In the story, Rainer explains his rationale for pulling his kids out of school for the trip like this: “One of the primary reasons we chose to take a yearlong sabbatical with our kids was to enhance their education; to help them learn things no [school] could ever teach them.” Then, he offers this:

    “We all want our children to excel academically. One surefire way to improve their chances for success is to get them more engaged and interested in what they’re being taught. Science: Check out the glaciers at Yellowstone, hike a volcano in Hawaii, or snorkel in the Caribbean or the Great Barrier Reef. History: Visit Colonial Williamsburg, vacation in Rome, or tour Egypt. Social Studies: How about China, India, or, of course, Washington, D.C.”

To be clear: Turning family vacations into learning experiences takes hard work.

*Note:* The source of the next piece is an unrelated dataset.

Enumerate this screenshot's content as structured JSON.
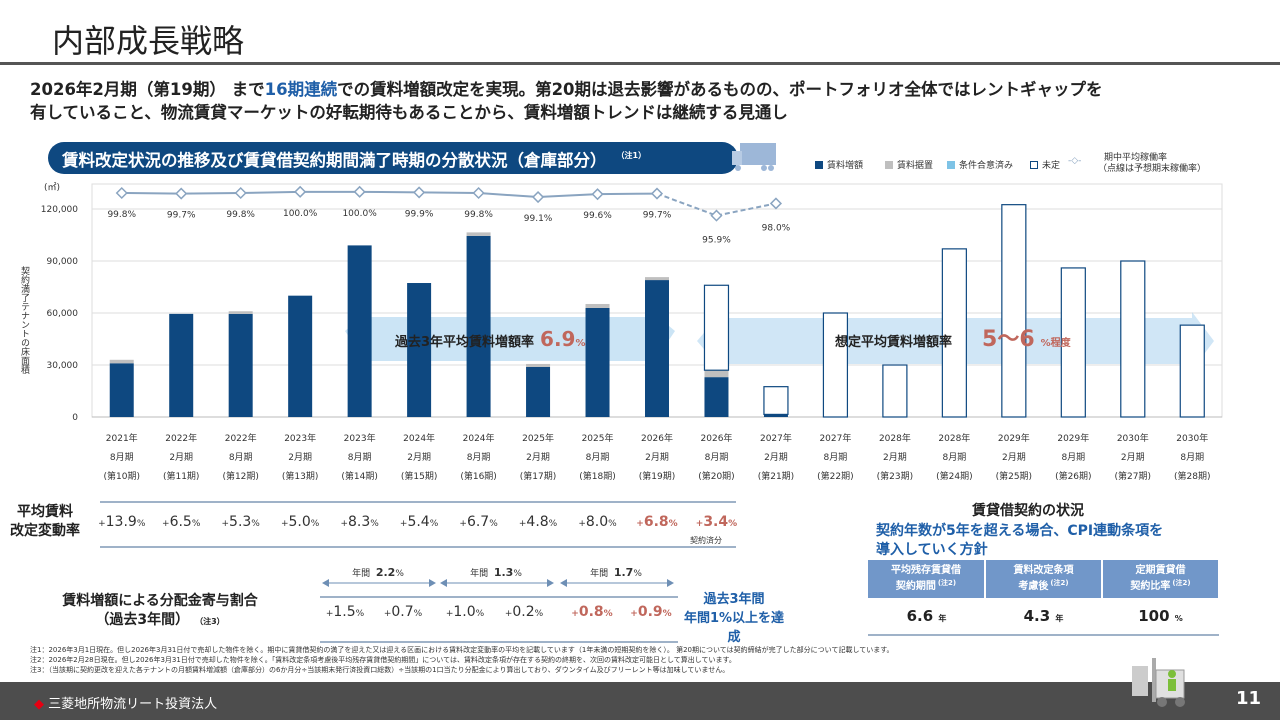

You can’t just sloth by the pool all day; you need to be engaged with your kids for pretty much all of their waking hours. You also often need to be engaged well after they’ve gone to bed. The day before I introduced L to Muir Woods National Monument near our home, I was up until 2 a.m. studying stuff to tell her about redwoods. I’m sure I wasn’t the first dad to play that game.

All of this effort usually pays huge dividends. My older daughter still talks about the Sequoia sempervirens she saw that day at Muir Woods. Rainer writes about how one of his sons fell in love with photography after being exposed to it on their year-long trip.

Heck, I think even The Boss would agree (that first record led to a few others).

So get out there. And embrace that learning can happen in any place, at any time, about any subject. Recognizing these truths arguably is the most important education your kids ever will get. It’s also not a lesson they’ll ever learn in the traditional classroom environment.